Нож, очевидно, непростой. Но я верил, что поступил абсолютно правильно, хотя будь не в таком состоянии, наверняка бы мучился сомнениями. Неизвестные артефакты трогать опасно.
— Хорош-шо… я подтверж-ждаю с-старую клятву. Твоя плата принята.
— Какую клятву?
— С-старую…
Она склонила голову набок, будто задумалась. А затем немыслимо быстро метнулась навстречу. Я не успел отпрянуть, как кончик носа оказался у моего, сквозь мокрые пряди сверкнули желтые светящиеся глаза без признака радужки или зрачков. Просто узкие щели. Как у той Тени-кошки. Женщина улыбнулась, и зубы, измазанные в моей крови, сверкнули в опасной близости.
— Кто ты? — прохрипел я.
— Ты не знаеш-шь… не знаеш-шь… — женщина-чудовище захихикала, дробно и совсем по-детски. Но умолкла и засопела, добавила секунду спустя: — Я выполню клятву. Зло не коснется ни тебя, ни твоего Дома. Но…
— Но? — сдавленно переспросил я.
— Спрош-шу тебя, как и других Макхх Моран-н… Готов ли ты принять Дар?
— Какой дар?
— С-силу…
Вновь улыбнувшись, подняла руку и ласково провела пальцем по моей щеке. Коготь царапнул кожу, по скуле потекло нечто теплое и липкое. Голова закружилась, но, собрав остатки самообладания, я спросил:
— На каких условиях?
— Я хочу с-свободу. Х-хочу видеть мир. Хочу чувствовать… Х-хочу, чтобы ты помог-х-х.
Разум почти покинул меня. Ее сила, очаровательно-ужасная, спеленала волю, подчинила. Я готов был согласится на что угодно, подтвердить любые клятвы и согласиться на новые, безумные и кровавые.
Не Тьма. Не Теургия. Не Печати гнозис. И не мистическая мощь туату. Нечто неизведанное, чему нет названия.
Часть меня сражалась. И кричала из глубины сознания, требовала, чтобы отказался. Обзывала идиотом, полезшим куда не следует. Ведь теперь понятно, что следовало изучить, разузнать получше, найти ритуалы, придумать защиту.
Вот только откуда б знать? Теперь же брыкаться поздно.
Женщина опять улыбнулась, тепло подышала мне в ухо.
— Ну ж-же, Мак-х Моран-н…
Яд в венах взбурлил, татуировки почти воспламенились. От боли и одурения я почти ничего не соображал, забыл о Печатях, о методиках противостояния ментальным воздействиям. Лишь яркие обрывочные образы мелькали перед глазами как у умирающего.
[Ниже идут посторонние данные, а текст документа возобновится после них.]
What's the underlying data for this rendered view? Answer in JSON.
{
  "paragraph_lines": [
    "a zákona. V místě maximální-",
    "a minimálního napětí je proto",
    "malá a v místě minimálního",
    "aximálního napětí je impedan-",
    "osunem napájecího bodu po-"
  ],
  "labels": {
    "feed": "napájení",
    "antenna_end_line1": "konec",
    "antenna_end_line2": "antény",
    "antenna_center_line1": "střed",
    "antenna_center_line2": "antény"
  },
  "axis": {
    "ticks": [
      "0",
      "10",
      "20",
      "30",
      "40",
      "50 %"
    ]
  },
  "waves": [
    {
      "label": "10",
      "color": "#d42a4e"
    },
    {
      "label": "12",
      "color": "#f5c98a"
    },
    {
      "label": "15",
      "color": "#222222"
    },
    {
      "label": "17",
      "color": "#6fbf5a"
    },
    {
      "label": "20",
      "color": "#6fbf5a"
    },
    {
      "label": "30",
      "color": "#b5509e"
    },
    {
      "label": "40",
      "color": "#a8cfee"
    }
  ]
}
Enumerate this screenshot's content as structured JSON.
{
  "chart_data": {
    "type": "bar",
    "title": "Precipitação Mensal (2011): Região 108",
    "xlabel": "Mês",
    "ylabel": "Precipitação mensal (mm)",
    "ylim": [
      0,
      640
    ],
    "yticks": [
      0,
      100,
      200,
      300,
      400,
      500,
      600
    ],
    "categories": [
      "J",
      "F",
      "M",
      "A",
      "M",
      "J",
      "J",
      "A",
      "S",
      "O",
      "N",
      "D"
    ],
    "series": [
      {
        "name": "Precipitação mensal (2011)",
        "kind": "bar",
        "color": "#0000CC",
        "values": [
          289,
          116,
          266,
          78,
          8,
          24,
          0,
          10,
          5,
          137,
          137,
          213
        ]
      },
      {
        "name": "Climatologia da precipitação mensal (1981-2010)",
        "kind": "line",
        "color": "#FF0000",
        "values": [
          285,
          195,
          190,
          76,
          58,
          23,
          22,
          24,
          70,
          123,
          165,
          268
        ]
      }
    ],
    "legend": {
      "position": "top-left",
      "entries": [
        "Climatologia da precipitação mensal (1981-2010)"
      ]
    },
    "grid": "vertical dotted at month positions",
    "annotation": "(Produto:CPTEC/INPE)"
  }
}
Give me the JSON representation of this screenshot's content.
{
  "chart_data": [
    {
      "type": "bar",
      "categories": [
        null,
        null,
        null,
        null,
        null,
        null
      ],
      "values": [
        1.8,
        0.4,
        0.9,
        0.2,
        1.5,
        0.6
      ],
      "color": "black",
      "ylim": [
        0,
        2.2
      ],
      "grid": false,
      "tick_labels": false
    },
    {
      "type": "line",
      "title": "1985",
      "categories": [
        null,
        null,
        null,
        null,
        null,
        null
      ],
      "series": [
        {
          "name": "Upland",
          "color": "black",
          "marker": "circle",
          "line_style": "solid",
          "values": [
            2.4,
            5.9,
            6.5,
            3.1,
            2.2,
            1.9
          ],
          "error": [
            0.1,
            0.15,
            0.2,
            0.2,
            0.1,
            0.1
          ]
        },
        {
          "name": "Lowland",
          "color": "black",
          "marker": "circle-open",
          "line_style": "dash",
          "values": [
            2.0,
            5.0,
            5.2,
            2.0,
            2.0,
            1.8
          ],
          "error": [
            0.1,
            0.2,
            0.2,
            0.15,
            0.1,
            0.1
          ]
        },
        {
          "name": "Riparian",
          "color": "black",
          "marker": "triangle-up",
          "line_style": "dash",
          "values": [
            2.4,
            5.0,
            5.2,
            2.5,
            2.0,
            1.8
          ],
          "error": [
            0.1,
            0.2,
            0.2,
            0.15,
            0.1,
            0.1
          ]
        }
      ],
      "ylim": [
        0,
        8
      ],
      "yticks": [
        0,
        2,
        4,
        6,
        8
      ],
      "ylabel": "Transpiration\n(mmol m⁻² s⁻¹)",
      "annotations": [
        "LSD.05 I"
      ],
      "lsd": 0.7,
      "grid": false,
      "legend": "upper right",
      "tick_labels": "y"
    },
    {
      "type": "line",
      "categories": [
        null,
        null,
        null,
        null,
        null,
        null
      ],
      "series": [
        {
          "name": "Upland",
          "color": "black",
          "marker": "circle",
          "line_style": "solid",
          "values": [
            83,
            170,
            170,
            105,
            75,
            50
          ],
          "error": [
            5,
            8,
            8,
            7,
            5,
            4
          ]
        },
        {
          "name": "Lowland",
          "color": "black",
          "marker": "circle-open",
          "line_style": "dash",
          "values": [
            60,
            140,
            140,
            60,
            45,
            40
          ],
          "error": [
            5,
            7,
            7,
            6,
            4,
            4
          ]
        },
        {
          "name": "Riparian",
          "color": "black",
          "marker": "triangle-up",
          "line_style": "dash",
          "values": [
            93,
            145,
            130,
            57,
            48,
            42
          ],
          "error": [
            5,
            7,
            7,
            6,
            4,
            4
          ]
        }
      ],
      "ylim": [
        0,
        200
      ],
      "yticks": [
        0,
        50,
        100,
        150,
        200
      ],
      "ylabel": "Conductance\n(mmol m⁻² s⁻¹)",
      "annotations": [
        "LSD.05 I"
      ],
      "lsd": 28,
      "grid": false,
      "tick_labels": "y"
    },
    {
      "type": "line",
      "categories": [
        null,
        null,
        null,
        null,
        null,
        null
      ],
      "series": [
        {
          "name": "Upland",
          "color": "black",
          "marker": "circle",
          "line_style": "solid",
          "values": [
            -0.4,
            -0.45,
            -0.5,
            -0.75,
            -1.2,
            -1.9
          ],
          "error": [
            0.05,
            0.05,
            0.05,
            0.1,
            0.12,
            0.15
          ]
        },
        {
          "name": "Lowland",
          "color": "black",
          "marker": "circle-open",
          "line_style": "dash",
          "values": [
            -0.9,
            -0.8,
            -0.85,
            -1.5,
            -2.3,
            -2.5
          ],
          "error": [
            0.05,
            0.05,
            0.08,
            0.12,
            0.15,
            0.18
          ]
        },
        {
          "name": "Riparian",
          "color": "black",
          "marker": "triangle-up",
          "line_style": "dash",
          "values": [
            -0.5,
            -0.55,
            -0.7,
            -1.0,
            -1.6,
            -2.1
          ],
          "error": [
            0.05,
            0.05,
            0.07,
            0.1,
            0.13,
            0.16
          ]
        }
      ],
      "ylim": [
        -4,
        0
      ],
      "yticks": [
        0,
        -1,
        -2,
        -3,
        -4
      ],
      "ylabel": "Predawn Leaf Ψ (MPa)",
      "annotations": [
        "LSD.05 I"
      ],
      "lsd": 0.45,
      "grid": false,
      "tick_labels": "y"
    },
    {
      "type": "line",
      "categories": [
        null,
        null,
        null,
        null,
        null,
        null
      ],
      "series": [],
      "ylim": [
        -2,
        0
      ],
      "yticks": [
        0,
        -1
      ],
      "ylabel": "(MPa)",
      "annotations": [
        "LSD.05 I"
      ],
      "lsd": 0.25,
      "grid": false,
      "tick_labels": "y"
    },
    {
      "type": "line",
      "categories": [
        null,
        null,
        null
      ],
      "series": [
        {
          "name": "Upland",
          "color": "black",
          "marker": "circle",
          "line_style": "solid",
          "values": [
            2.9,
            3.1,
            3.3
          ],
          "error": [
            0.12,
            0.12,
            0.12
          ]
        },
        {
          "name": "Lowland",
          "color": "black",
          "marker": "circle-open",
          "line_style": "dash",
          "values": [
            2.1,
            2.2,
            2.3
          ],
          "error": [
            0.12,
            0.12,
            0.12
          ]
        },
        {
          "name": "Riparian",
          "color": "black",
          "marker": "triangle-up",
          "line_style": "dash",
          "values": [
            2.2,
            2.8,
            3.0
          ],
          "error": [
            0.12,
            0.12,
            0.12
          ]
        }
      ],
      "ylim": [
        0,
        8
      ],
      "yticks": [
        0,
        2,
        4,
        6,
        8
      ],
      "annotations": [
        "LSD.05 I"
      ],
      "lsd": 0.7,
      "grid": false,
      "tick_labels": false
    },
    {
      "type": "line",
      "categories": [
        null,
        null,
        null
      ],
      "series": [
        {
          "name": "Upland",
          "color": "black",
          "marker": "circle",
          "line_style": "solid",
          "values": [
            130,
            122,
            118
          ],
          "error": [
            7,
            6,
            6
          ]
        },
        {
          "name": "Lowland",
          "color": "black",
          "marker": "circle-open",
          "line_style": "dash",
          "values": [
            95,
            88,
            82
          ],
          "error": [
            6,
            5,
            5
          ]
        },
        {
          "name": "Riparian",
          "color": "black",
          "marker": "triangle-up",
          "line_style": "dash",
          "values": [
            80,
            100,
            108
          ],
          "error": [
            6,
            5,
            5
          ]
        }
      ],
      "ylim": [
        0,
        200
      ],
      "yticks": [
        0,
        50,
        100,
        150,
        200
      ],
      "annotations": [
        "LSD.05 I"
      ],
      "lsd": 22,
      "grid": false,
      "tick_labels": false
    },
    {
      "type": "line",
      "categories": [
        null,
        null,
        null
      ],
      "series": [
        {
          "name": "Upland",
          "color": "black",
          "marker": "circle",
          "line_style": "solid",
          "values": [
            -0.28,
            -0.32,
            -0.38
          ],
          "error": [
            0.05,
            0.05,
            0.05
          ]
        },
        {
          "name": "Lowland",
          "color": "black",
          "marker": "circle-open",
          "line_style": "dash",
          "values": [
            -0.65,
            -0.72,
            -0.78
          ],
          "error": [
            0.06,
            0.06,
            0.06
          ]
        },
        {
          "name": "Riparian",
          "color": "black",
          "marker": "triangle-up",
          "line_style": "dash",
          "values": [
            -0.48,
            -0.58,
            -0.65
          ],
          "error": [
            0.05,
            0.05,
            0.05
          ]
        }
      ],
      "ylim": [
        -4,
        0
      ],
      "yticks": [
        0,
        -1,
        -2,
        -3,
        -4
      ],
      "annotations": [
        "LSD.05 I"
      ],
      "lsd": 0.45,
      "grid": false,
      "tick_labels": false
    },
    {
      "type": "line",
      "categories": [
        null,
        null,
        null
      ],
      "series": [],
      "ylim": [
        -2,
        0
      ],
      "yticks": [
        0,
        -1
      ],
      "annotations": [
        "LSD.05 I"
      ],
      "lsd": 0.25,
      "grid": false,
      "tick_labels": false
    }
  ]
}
И я сделал единственное, что мог — ухватился за одно из воспоминаний из детства. О первой книге легенд и преданий, что попалась в руки, едва научился читать. В тех сказках герой противостоял коварным чудищам, играл в загадки, ставил условия.
Ведь каждому ясно, что слова — и есть изначальное. Словами можно ранить. Можно вылечить. А можно заковать.
— Ты никому не навредишь без моего разрешения. Ни мне. Ни другим.
Голос показался чужим, хриплым, глухим.